Combine sleeping in with snappy tuxes with heavy drinking with dancing like asses with more drinking with proud parents, sappy speeches, weeping new husbands, and bear hugs aplenty and you’ve got a pretty good day on your hands. I got to dance with my wife, with whom I am madly in love, and I got to have a conversation with my dad, who surely knew I was drunk but didn’t seem to mind. I got to walk my sister down the aisle, which was covered with a white runner (I’ll never understand why the runner is used, but since I got to be one of the guys to lay it down, I hereby proclaim it to have been a more important component in the ceremony). I made the best men laugh when the priest’s phone rang DURING THE MASS. I wonder if the more technophilic of the clergy give God his own ringtone? I’m told the Almighty is a big Hendricks fan.
And damn, we looked good. They ladies were stunning as they ran into a bar to use the bathroom. The men were very James Bond as they loaded up the trolley with something like a billion cases of beer. The parents of the bride and the parents of the groom were decked out in the best of the best, but outfits all around were overshadowed by toothy, goofy grins and teary eyes. And I, in my bow tie and suspenders, was ravishing, as to be expected.
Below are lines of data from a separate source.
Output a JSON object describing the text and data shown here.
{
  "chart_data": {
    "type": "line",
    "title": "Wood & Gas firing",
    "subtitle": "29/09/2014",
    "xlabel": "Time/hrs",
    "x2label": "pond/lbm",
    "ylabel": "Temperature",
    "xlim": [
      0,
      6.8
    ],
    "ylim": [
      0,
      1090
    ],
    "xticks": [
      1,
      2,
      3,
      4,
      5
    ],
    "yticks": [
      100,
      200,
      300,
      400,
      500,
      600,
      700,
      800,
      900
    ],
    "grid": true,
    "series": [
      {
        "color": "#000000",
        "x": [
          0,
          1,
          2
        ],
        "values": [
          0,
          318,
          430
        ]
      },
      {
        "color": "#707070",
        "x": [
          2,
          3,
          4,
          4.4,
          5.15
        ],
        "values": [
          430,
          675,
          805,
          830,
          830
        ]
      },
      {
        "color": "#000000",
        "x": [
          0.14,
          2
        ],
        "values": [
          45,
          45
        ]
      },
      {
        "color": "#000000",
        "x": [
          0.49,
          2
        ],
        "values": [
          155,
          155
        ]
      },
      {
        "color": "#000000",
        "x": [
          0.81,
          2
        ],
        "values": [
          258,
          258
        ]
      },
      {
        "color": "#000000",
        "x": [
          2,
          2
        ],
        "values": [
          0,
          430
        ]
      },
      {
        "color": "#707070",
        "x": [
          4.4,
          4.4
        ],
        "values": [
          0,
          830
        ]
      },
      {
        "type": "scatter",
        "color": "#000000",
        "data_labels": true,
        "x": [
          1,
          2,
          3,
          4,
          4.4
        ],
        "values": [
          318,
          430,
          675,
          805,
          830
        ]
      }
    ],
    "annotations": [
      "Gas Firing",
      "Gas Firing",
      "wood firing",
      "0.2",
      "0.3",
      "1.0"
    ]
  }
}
To those who haven’t yet been married, I’ll let you in on a secret. There’s a moment during the day (for me, it was when I was announced into the reception with my new wife) when it hits you that the village that raised you has made the effort of gussying up and all coming into one room, and not just because of the free eats. The whole crowd is there to bare testament to the day and to their relationship to you, to both of you. Even if you aren’t the kind of person who enjoys being the center of attention (moi?), this is a lovely and startling realization, and it’ll wash over you and through you and it’ll only be interrupted when you turn your attention away from the crowd and are instead mesmerized by the fancily-dressed person holding your hand. Or when the priest’s phone rings. That was hilarious.
Steve and Aly’s shindig was the perfect example of this – a room full of people who were just as proud of them as their closest relatives. Have fun in Ireland, kids.